En relación con ello, habría que analizar las características que se atribuyen a las sectas: adhesión al grupo y al líder, dependencia económica y otras. En todo caso, sus adeptos parecen, en general, ignorar que lo son y de ahí la dificultad para desentrañar la naturaleza de las mismas. Se trata, en principio, de pequeños grupos que tienden a vivir aislados del resto. Mas, ¿sería factible la existencia de una formada por millones de acólitos?
Se puede argumentar que ya no se trataría de una secta, sino de una religión o de una ideología extendida. Pero hay ejemplos, como fue el caso de los anabaptistas, surgidos en el contexto de la reforma protestante, y que se multiplicaron en número hasta constituir un movimiento amplio. Se podrían citar otras observancias derivadas del luteranismo o del calvinismo inicial, como presbiterianos o testigos de Jehová; asimismo, ofrece ejemplos el orbe laico, como muestra el caso de los partidos comunistas manados del poder bolchevique en Rusia y relacionados con la Komintern y el estalinismo. Nos ilustraría todo ello sobre la posibilidad de que movimientos políticos de amplitud pudieran haber funcionado como sectas, o lo fueran en cierta medida, incluso en sentido estricto.
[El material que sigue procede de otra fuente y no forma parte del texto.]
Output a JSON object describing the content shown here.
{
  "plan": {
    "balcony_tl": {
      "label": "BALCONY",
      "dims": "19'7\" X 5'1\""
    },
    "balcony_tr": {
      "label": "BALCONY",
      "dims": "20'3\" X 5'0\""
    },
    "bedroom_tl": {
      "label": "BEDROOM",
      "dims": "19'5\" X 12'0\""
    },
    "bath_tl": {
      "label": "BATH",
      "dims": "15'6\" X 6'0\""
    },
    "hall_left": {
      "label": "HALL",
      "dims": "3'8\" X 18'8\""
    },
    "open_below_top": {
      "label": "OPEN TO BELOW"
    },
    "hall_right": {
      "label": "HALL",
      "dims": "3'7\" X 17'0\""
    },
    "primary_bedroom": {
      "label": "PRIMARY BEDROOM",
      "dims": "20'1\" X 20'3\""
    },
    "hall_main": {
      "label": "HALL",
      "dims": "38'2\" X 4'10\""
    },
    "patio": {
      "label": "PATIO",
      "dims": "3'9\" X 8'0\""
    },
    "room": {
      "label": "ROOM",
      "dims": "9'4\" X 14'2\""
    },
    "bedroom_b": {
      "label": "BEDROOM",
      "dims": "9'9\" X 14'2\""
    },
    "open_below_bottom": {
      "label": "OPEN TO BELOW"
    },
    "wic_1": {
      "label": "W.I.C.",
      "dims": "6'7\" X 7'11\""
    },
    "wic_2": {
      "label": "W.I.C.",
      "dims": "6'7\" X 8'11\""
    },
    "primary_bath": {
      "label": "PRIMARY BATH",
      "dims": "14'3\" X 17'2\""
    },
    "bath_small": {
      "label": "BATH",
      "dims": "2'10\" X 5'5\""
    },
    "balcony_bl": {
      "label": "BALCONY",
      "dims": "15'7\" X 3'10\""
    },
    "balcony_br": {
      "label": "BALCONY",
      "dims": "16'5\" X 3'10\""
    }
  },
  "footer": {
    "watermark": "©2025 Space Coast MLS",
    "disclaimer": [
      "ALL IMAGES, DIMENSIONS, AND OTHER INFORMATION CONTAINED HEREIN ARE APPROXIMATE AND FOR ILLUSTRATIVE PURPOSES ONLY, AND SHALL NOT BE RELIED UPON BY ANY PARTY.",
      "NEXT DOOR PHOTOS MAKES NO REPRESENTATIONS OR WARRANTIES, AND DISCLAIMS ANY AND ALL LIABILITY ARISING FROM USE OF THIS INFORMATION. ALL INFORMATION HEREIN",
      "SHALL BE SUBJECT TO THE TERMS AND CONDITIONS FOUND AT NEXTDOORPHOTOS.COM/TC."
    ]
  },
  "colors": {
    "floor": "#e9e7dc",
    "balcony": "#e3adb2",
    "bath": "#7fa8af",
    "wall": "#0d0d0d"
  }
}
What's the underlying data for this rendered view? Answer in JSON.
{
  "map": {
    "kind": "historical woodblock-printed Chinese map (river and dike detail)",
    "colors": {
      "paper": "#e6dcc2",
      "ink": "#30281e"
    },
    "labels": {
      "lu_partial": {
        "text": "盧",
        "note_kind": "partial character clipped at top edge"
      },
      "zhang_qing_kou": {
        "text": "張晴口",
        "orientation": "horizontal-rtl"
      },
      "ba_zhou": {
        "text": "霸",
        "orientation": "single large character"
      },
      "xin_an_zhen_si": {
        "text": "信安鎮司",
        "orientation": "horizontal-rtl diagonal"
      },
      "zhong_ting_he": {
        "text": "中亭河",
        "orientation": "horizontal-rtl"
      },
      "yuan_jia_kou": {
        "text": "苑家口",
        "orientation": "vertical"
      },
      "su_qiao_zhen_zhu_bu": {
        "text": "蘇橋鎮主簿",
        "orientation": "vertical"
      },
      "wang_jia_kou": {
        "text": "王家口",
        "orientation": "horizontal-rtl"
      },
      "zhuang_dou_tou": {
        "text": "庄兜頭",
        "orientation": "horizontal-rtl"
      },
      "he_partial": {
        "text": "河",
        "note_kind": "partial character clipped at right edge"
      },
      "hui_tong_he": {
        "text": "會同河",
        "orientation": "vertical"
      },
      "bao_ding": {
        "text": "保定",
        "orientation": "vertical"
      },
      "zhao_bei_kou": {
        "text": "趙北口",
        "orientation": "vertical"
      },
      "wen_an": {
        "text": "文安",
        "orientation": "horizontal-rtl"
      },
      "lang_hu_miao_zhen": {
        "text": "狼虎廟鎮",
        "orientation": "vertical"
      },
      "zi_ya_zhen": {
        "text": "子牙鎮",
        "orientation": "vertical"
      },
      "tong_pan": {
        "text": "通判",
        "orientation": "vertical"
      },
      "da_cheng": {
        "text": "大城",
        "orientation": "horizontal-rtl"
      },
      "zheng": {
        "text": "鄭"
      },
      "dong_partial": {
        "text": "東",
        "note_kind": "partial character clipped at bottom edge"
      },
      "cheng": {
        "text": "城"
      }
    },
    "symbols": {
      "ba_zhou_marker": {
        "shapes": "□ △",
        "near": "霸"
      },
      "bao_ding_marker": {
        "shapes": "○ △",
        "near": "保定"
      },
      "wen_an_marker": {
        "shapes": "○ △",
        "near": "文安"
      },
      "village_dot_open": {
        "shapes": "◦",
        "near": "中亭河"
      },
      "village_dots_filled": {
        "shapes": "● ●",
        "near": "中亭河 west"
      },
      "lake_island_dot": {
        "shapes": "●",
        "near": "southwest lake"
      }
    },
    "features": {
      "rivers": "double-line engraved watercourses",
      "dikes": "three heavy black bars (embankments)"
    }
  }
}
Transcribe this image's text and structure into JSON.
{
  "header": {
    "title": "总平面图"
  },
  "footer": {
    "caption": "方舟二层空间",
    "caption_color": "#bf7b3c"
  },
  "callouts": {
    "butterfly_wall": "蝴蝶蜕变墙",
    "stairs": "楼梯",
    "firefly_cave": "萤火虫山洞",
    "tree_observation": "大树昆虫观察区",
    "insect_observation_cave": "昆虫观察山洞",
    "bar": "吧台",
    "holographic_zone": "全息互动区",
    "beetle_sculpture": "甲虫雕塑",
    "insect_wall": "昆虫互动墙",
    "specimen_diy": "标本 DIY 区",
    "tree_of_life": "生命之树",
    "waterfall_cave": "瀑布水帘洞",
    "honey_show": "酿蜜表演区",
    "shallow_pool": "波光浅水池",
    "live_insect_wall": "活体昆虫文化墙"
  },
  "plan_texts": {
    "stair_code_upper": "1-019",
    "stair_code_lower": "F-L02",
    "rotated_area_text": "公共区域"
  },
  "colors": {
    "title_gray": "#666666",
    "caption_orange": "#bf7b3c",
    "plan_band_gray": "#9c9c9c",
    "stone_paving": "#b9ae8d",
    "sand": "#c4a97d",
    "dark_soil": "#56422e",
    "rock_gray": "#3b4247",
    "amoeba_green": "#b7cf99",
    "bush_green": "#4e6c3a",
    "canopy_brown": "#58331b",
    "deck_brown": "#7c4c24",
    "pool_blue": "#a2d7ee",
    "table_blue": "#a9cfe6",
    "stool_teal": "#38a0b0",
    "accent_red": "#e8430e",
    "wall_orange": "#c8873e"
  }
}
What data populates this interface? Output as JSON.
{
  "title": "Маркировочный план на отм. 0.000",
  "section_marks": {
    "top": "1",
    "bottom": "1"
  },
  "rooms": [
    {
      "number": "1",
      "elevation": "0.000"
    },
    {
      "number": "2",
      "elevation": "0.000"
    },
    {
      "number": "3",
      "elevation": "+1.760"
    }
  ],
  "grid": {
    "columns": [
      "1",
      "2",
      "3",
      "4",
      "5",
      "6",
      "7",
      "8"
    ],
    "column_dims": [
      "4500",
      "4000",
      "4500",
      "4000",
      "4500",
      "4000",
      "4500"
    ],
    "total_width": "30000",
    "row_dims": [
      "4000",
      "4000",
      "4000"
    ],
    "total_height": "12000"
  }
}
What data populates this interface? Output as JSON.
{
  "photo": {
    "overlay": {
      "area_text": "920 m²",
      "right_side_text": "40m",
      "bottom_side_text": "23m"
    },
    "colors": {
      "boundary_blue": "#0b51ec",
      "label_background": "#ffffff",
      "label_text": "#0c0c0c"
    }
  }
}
Imaginemos la existencia de una de ellas, en forma de iglesia, partido político u organización que, en nuestro días, en España incluso, estuviera integrada por cientos de miles, e incluso millones, de adeptos, no siendo conscientes, en su mayoría, de su pertenencia ni tampoco, en gran medida, de la existencia de la secta misma. Se trataría de una gran masa de potenciales ciudadanos, obedientes sin crítica alguna a las emulsiones ideológicas o tácticas de su líder, con silencio o aquiescencia, y no solo por dependencia económica, sino por una suerte de sumisión del pensamiento. Insertada en el cuerpo político, en los medios de comunicación y en una parte mollar del tejido social, se convertiría en un peligroso azar para el bienestar del país, pues secta sería al fin y al cabo, con todos los efectos perniciosos de su condición, pero sin parecerlo. Tendríamos, por tanto, una modalidad de secta subrepticia, invisible, aunque presente y actuante, con el silencio y la obediencia como armas, además de una moral variable en función de los vaivenes del grupo y su gurú. Supongo que es solo un atisbo de pesadilla, una fabulación febril de quien suscribe. La sola posibilidad de que la misma pudiera tener algún viso de corporeizarse, de hacerse realidad, provocaría escalofríos en cualquier ciudadano consciente. Aunque insisto en que es pura fantasía del autor de estas líneas. O eso espero.